It’s been more than 50 years since American sprinters Tommie Smith and John Carlos won gold and bronze medals in the 200m at the 1968 Olympics in Mexico City. On the podium after the race, the two Black men stood with their heads bowed and fists gloved and raised to peacefully protest racial inequality back home. The third man on that podium was silver medallist Peter Norman of Australia, and although he is often forgotten or overlooked, he took a stand that day in Mexico City, too, silently supporting his fellow medallists.
Norman had the run of his life in the Olympic final, posting a 20.06-second 200m — a time that still stands as an Australian record to this day — to win the silver medal behind Smith, who set a world record of 19.83 to capture the gold. Ahead of the medal ceremony, Carlos and Smith explained their podium plans to Norman.
“We knew that what we were going to do was far greater than any athletic feat, and [Norman] said, ‘I’ll stand with you,’” Carlos recalled, as reported by The Wire. “I expected to see fear in Norman’s eyes, but instead we saw love.” The two American athletes had decided to mount the podium with only socks on their feet to symbolize the poverty that plagued Black communities across the U.S., and they wore black gloves (one each, which Norman suggested they do) on the hands they planned to raise during the national anthem. Finally, they had badges from the Olympic Project for Human Rights, which was a group of athletes supporting the fight for equality. Norman wore a badge as well.
Today I learned…
The white man in this photo was Peter Norman from Australia who finished 2nd the 1968 200m final. Norman stood in solidarity with the American Black athletes. It was Norman who suggested, when discovered they only had 1 pair of gloves, to each wear one. (cont) pic.twitter.com/XjYOM8xe9D
— Ciarán the Masked Shadow Sorcerer (@notagain127) June 13, 2020
Years later, Norman spoke about their time on the podium, saying he “couldn’t see what was happening, [but] I had known they had gone through with their plans when a voice in the crowd sang the American anthem but then faded to nothing. The stadium went quiet.”

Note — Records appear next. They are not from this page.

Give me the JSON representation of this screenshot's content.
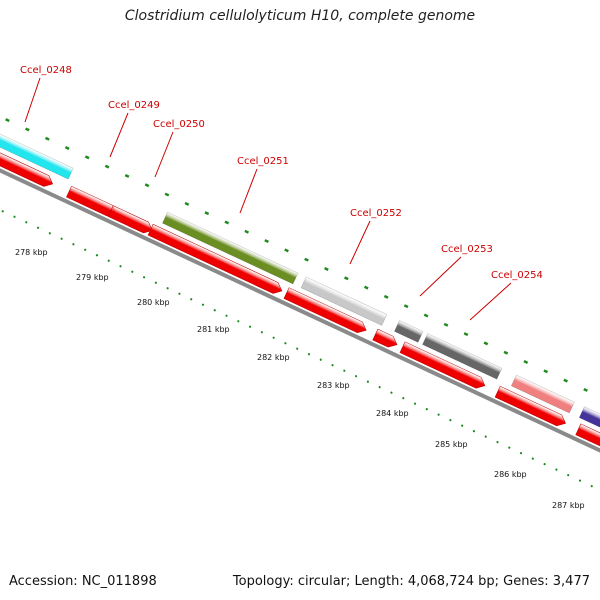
{
  "title": "Clostridium cellulolyticum H10, complete genome",
  "accession": "Accession: NC_011898",
  "summary": "Topology: circular; Length: 4,068,724 bp; Genes: 3,477",
  "colors": {
    "cds": "#ee0000",
    "backbone": "#8a8a8a",
    "ticks": "#1f8a1f",
    "label_text": "#cc0000"
  },
  "genes": [
    {
      "id": "Ccel_0248",
      "label": "Ccel_0248",
      "color": "#22e5ee"
    },
    {
      "id": "Ccel_0249",
      "label": "Ccel_0249",
      "color": "#ee0000"
    },
    {
      "id": "Ccel_0250",
      "label": "Ccel_0250",
      "color": "#ee0000"
    },
    {
      "id": "Ccel_0251",
      "label": "Ccel_0251",
      "color": "#6b8e23"
    },
    {
      "id": "Ccel_0252",
      "label": "Ccel_0252",
      "color": "#c8c8c8"
    },
    {
      "id": "Ccel_0253",
      "label": "Ccel_0253",
      "color": "#666666"
    },
    {
      "id": "Ccel_0254",
      "label": "Ccel_0254",
      "color": "#f08080"
    }
  ],
  "scale_labels": [
    "278 kbp",
    "279 kbp",
    "280 kbp",
    "281 kbp",
    "282 kbp",
    "283 kbp",
    "284 kbp",
    "285 kbp",
    "286 kbp",
    "287 kbp"
  ]
}
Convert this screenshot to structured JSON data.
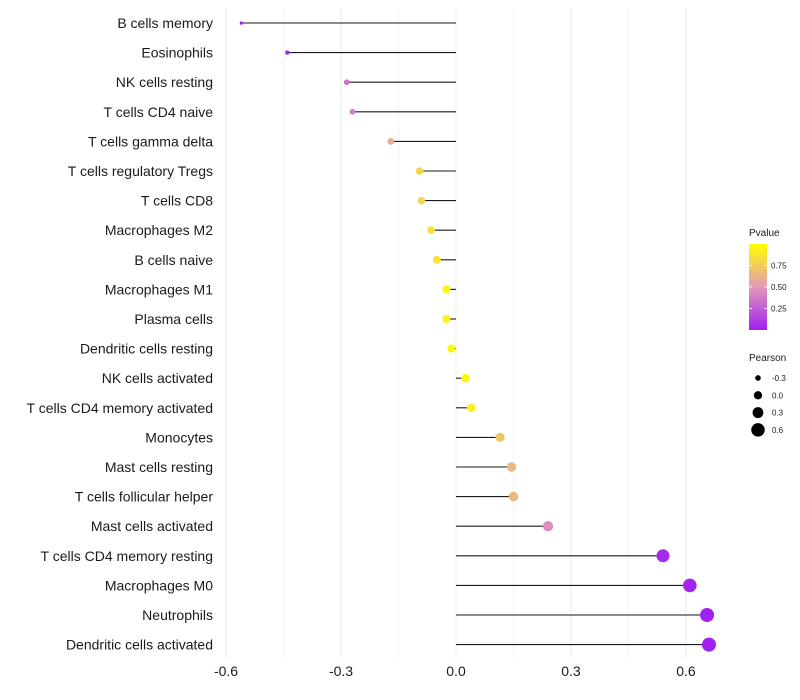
{
  "chart_data": {
    "type": "lollipop",
    "title": "",
    "xlabel": "",
    "ylabel": "",
    "xlim": [
      -0.62,
      0.7
    ],
    "x_ticks": [
      -0.6,
      -0.3,
      0.0,
      0.3,
      0.6
    ],
    "x_tick_labels": [
      "-0.6",
      "-0.3",
      "0.0",
      "0.3",
      "0.6"
    ],
    "grid": true,
    "categories": [
      "B cells memory",
      "Eosinophils",
      "NK cells resting",
      "T cells CD4 naive",
      "T cells gamma delta",
      "T cells regulatory  Tregs",
      "T cells CD8",
      "Macrophages M2",
      "B cells naive",
      "Macrophages M1",
      "Plasma cells",
      "Dendritic cells resting",
      "NK cells activated",
      "T cells CD4 memory activated",
      "Monocytes",
      "Mast cells resting",
      "T cells follicular helper",
      "Mast cells activated",
      "T cells CD4 memory resting",
      "Macrophages M0",
      "Neutrophils",
      "Dendritic cells activated"
    ],
    "pearson": [
      -0.56,
      -0.44,
      -0.285,
      -0.27,
      -0.17,
      -0.095,
      -0.09,
      -0.065,
      -0.05,
      -0.025,
      -0.025,
      -0.012,
      0.025,
      0.04,
      0.115,
      0.145,
      0.15,
      0.24,
      0.54,
      0.61,
      0.655,
      0.66
    ],
    "pvalue": [
      0.0,
      0.02,
      0.35,
      0.38,
      0.6,
      0.8,
      0.8,
      0.85,
      0.88,
      0.95,
      0.95,
      0.97,
      0.95,
      0.92,
      0.72,
      0.65,
      0.65,
      0.45,
      0.05,
      0.02,
      0.01,
      0.01
    ],
    "legend": {
      "color": {
        "title": "Pvalue",
        "ticks": [
          0.25,
          0.5,
          0.75
        ],
        "tick_labels": [
          "0.25",
          "0.50",
          "0.75"
        ],
        "range": [
          0.0,
          1.0
        ],
        "low_color": "#a020f0",
        "mid_color": "#e39ab8",
        "high_color": "#ffff00",
        "placement": "right"
      },
      "size": {
        "title": "Pearson",
        "values": [
          -0.3,
          0.0,
          0.3,
          0.6
        ],
        "labels": [
          "-0.3",
          "0.0",
          "0.3",
          "0.6"
        ],
        "placement": "right"
      }
    },
    "segment_color": "#1a1a1a",
    "grid_color": "#ebebeb"
  }
}
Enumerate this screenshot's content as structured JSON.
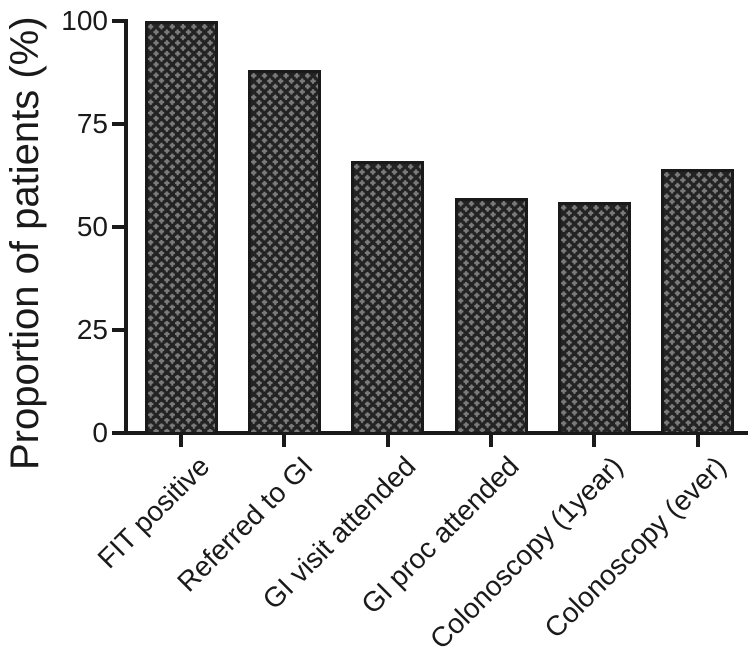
{
  "figure": {
    "background_color": "#ffffff",
    "ink_color": "#1a1a1a",
    "bar_fill_base_color": "#7b7b7b",
    "bar_fill_check_color": "#232323",
    "bar_pattern": "checkerboard-weave"
  },
  "chart_data": {
    "type": "bar",
    "title": "",
    "xlabel": "",
    "ylabel": "Proportion of patients (%)",
    "categories": [
      "FIT positive",
      "Referred to GI",
      "GI visit attended",
      "GI proc attended",
      "Colonoscopy (1year)",
      "Colonoscopy (ever)"
    ],
    "values": [
      100,
      88,
      66,
      57,
      56,
      64
    ],
    "ylim": [
      0,
      100
    ],
    "yticks": [
      0,
      25,
      50,
      75,
      100
    ],
    "grid": false,
    "legend": null,
    "x_tick_label_rotation_deg": 45
  }
}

Carlos, Smith and Norman never competed in another Olympics. Four years later, Norman qualified for the 1972 Games in Germany in both the 200m and 100m, but he was left off the Australian team.

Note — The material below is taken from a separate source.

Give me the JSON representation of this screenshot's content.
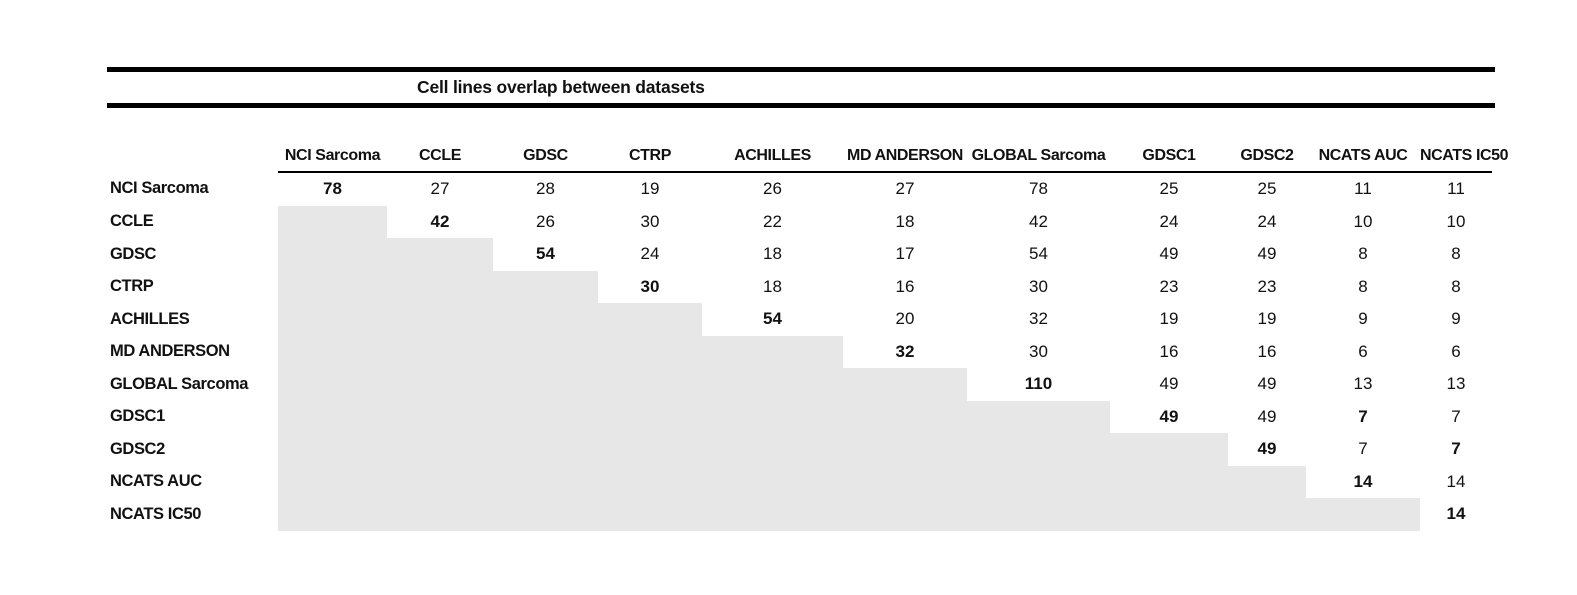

In the years that followed the 1968 Olympics, Norman was publicly ostracized and vilified for standing alongside Carlos and Smith in Mexico City, and he struggled to find a steady job because of it. He was given several chances to save his own reputation by condemning Carlos and Smith for their actions on the podium, but he never did. In a 2008 documentary titled Salute (directed and produced by Norman’s nephew), he spoke about that moment in 1968.

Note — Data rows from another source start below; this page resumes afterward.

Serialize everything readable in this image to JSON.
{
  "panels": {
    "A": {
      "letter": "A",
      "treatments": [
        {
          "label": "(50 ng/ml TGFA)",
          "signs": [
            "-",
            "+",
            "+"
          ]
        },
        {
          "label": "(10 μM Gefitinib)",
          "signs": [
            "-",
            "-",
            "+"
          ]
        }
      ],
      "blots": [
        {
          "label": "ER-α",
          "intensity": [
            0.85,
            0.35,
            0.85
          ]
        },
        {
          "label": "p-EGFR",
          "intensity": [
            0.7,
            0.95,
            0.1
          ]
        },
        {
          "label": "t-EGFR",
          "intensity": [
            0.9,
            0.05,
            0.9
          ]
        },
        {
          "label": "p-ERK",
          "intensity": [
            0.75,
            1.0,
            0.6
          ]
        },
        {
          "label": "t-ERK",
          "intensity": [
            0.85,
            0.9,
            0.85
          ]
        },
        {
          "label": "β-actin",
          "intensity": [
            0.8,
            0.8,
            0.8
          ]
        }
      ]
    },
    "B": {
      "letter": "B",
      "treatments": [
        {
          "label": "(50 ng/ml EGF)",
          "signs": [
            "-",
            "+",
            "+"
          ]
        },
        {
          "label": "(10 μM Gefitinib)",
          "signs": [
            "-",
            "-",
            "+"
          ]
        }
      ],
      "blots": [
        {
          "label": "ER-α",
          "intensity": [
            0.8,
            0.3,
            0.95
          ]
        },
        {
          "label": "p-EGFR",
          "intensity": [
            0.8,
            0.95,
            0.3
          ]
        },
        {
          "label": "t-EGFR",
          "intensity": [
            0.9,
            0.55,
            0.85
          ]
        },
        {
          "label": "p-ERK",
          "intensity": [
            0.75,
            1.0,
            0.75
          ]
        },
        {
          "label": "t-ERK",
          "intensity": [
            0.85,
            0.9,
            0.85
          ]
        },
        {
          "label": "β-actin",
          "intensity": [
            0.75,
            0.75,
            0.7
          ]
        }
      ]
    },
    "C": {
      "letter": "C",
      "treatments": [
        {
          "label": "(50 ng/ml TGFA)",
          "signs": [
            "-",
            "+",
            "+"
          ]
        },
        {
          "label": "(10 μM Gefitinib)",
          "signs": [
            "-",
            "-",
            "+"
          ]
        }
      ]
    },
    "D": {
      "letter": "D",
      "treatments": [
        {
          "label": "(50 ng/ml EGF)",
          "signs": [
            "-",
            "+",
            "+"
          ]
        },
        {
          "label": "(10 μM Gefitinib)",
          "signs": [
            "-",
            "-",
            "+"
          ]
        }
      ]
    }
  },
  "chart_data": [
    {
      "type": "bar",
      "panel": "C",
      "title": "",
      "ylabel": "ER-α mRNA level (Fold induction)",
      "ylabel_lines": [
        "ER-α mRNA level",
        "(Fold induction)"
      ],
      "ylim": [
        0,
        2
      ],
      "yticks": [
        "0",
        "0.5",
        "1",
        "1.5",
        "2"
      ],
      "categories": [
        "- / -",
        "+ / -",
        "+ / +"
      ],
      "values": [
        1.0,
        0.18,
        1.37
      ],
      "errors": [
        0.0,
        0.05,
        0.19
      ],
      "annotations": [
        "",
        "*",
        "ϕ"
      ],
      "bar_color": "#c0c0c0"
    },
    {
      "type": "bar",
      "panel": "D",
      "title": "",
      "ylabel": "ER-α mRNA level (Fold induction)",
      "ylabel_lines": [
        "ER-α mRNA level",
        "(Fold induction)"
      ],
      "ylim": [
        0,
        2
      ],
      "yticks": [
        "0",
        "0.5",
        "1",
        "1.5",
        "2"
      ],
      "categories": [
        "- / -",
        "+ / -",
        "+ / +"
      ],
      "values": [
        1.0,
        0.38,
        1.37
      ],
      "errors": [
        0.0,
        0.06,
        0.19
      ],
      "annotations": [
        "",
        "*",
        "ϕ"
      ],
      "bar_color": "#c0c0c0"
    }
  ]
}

“I couldn’t see why a black man couldn’t drink the same water from a water fountain, take the same bus or go to the same school as a white man,” he said. “There was a social injustice that I couldn’t do anything for from where I was, but I certainly hated it. It has been said that sharing my silver medal with that incident on the victory dais detracted from my performance. On the contrary. I have to confess, I was rather proud to be part of it.”
John Carlos turns 75 today. That podium moment in 1968, narrated by Serena Williams. pic.twitter.com/1hOvlgiha3
— Nick Zaccardi (@nzaccardi) June 5, 2020
It wasn’t until 2012 — six years after Norman passed away from a heart attack — when the Australian government formally apologized to the greatest sprinter in the country’s history, acknowledging the “bravery of Peter Norman in donning an Olympic Project for Human Rights badge on the podium in solidarity with African-American athletes Tommie Smith and John Carlos.”
Carlos, Smith and Norman remained friends for the rest of Norman’s life, and when he passed away, the two Americans were pallbearers at his funeral.